Rate-sensitive megacap stocks slipped, with Apple falling 1.2 per cent and Nvidia down 0.5 per cent, weighing on the broader tech sector, which lost 0.3 per cent.

Consumer Discretionary shares were bogged down by a one per cent and 0.6% decline in Tesla and Amazon.com, respectively.

Stocks retreated from record highs on Monday as investors took a breather following six consecutive weeks of advances for major indexes, even as gains in Nvidia helped the Nasdaq edge higher.

“We set all these new highs with a sense of nervousness.

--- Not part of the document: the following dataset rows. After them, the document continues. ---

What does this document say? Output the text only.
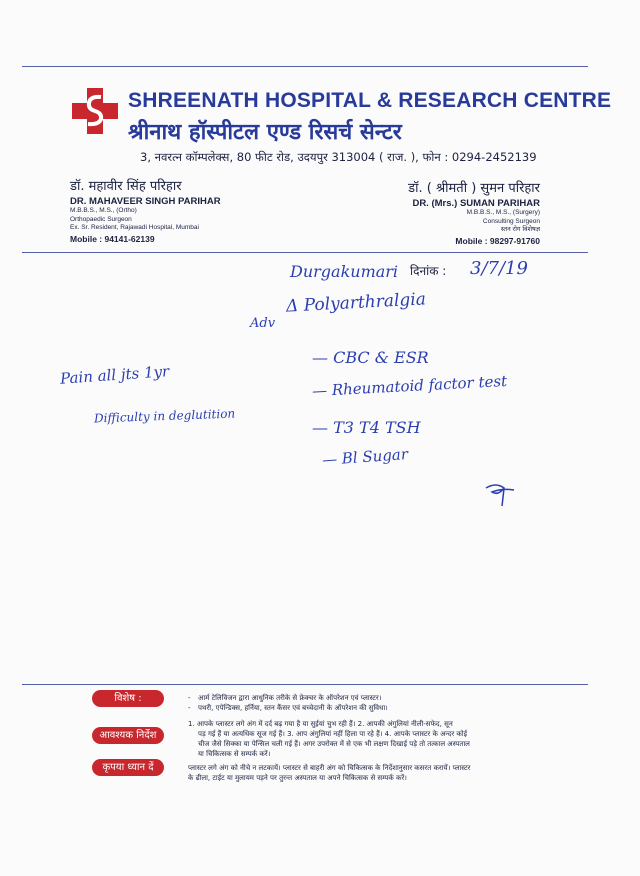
SHREENATH HOSPITAL & RESEARCH CENTRE
श्रीनाथ हॉस्पीटल एण्ड रिसर्च सेन्टर
3, नवरत्न कॉम्पलेक्स, 80 फीट रोड, उदयपुर 313004 ( राज. ), फोन : 0294-2452139
डॉ. महावीर सिंह परिहार
DR. MAHAVEER SINGH PARIHAR
M.B.B.S., M.S., (Ortho)
Orthopaedic Surgeon
Ex. Sr. Resident, Rajawadi Hospital, Mumbai
Mobile : 94141-62139
डॉ. ( श्रीमती ) सुमन परिहार
DR. (Mrs.) SUMAN PARIHAR
M.B.B.S., M.S., (Surgery)
Consulting Surgeon
स्तन रोग विशेषज्ञ
Mobile : 98297-91760
दिनांक :
Durgakumari	3/7/19
Δ Polyarthralgia
Adv
Pain all jts 1yr
Difficulty in deglutition
— CBC & ESR
— Rheumatoid factor test
— T3 T4 TSH
— Bl Sugar
विशेष :
आवश्यक निर्देश
कृपया ध्यान दें
- आर्म टेलिविजन द्वारा आधुनिक तरीके से फ्रेक्चर के ऑपरेशन एवं प्लास्टर।
- पथरी, एपेन्डिक्स, हर्निया, स्तन कैंसर एवं बच्चेदानी के ऑपरेशन की सुविधा।
1. आपके प्लास्टर लगे अंग में दर्द बढ़ गया है या सुईयां चुभ रही हैं। 2. आपकी अंगुलियां नीली-सफेद, सून
पड़ गई हैं या अत्यधिक सूज गई हैं। 3. आप अंगुलियां नहीं हिला पा रहे हैं। 4. आपके प्लास्टर के अन्दर कोई
चीज जैसे सिक्का या पेन्सिल चली गई हैं। अगर उपरोक्त में से एक भी लक्षण दिखाई पड़े तो तत्काल अस्पताल
या चिकित्सक से सम्पर्क करें।
प्लास्टर लगे अंग को नीचे न लटकायें। प्लास्टर से बाहरी अंग को चिकित्सक के निर्देशानुसार कसरत करायें। प्लास्टर
के ढीला, टाईट या मुलायम पड़ने पर तुरन्त अस्पताल या अपने चिकित्सक से सम्पर्क करें।
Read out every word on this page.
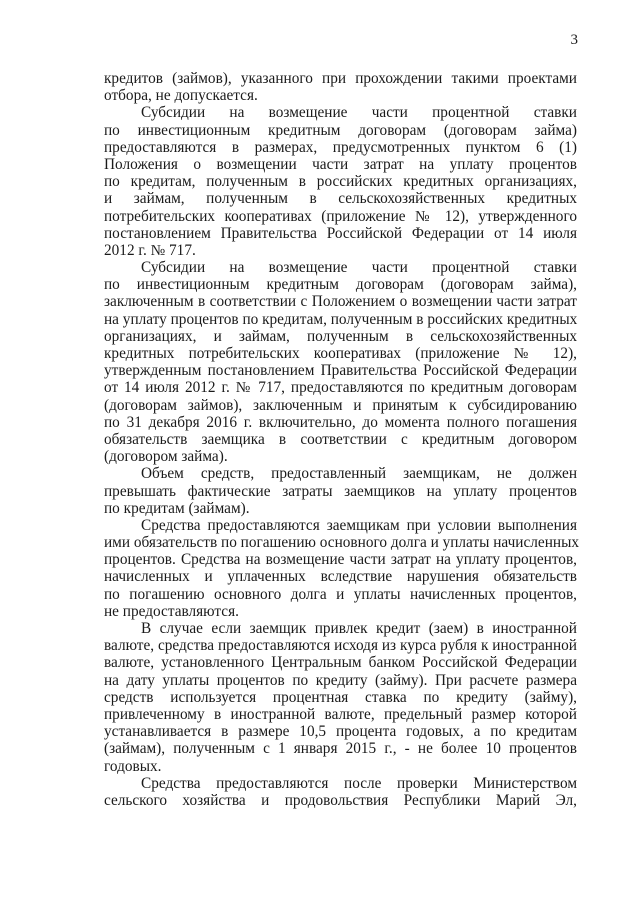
3
кредитов (займов), указанного при прохождении такими проектами
отбора, не допускается.
Субсидии на возмещение части процентной ставки
по инвестиционным кредитным договорам (договорам займа)
предоставляются в размерах, предусмотренных пунктом 6 (1)
Положения о возмещении части затрат на уплату процентов
по кредитам, полученным в российских кредитных организациях,
и займам, полученным в сельскохозяйственных кредитных
потребительских кооперативах (приложение № 12), утвержденного
постановлением Правительства Российской Федерации от 14 июля
2012 г. № 717.
Субсидии на возмещение части процентной ставки
по инвестиционным кредитным договорам (договорам займа),
заключенным в соответствии с Положением о возмещении части затрат
на уплату процентов по кредитам, полученным в российских кредитных
организациях, и займам, полученным в сельскохозяйственных
кредитных потребительских кооперативах (приложение № 12),
утвержденным постановлением Правительства Российской Федерации
от 14 июля 2012 г. № 717, предоставляются по кредитным договорам
(договорам займов), заключенным и принятым к субсидированию
по 31 декабря 2016 г. включительно, до момента полного погашения
обязательств заемщика в соответствии с кредитным договором
(договором займа).
Объем средств, предоставленный заемщикам, не должен
превышать фактические затраты заемщиков на уплату процентов
по кредитам (займам).
Средства предоставляются заемщикам при условии выполнения
ими обязательств по погашению основного долга и уплаты начисленных
процентов. Средства на возмещение части затрат на уплату процентов,
начисленных и уплаченных вследствие нарушения обязательств
по погашению основного долга и уплаты начисленных процентов,
не предоставляются.
В случае если заемщик привлек кредит (заем) в иностранной
валюте, средства предоставляются исходя из курса рубля к иностранной
валюте, установленного Центральным банком Российской Федерации
на дату уплаты процентов по кредиту (займу). При расчете размера
средств используется процентная ставка по кредиту (займу),
привлеченному в иностранной валюте, предельный размер которой
устанавливается в размере 10,5 процента годовых, а по кредитам
(займам), полученным с 1 января 2015 г., - не более 10 процентов
годовых.
Средства предоставляются после проверки Министерством
сельского хозяйства и продовольствия Республики Марий Эл,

That’s for three primary reasons: a lot of conflicts around the world at the moment, the Fed and what they’re going to do next and the election… (have) people a bit more unsure of what’s next,” said JJ Kinahan, CEO, IG Group North America.

The next few weeks are likely to be volatile for equity markets, as investors scrutinise company earnings, fresh economic data and the results of the US election, followed by a central bank meeting.

Traders are pricing in an 89.6 per cent chance of a 25-basis-point interest-rate cut in November, according to CME’s FedWatch.

GE Aerospace fell 6.3 per cent despite raising its profit forecast for 2024, as persistent supply constraints impacted its revenue, highlighting the difficulty some companies may face in trying to impress investors this year.

It pulled the broader Industrials index one per cent lower.

General Motors gained 7.3 per cent after the legacy carmaker’s third-quarter results beat Wall Street estimates, while Lockheed Martin dipped four per cent after results.

Baker Hughes and Texas Instruments are scheduled to report earnings after the bell.

Estimated third-quarter year-over-year earnings growth for the S&P 500 is 6.5 per cent, excluding the Energy sector, and four per cent overall, according to LSEG data.

The economically sensitive small-cap Russell 2000 lost 0.4 per cent.

Declining issues outnumbered advancers by a 1.81-to-1 ratio on the NYSE, and by a 1.6-to-1 ratio on the Nasdaq.

The S&P 500 posted five new 52-week highs and two new lows, while the Nasdaq Composite recorded 25 new highs and 25 new lows.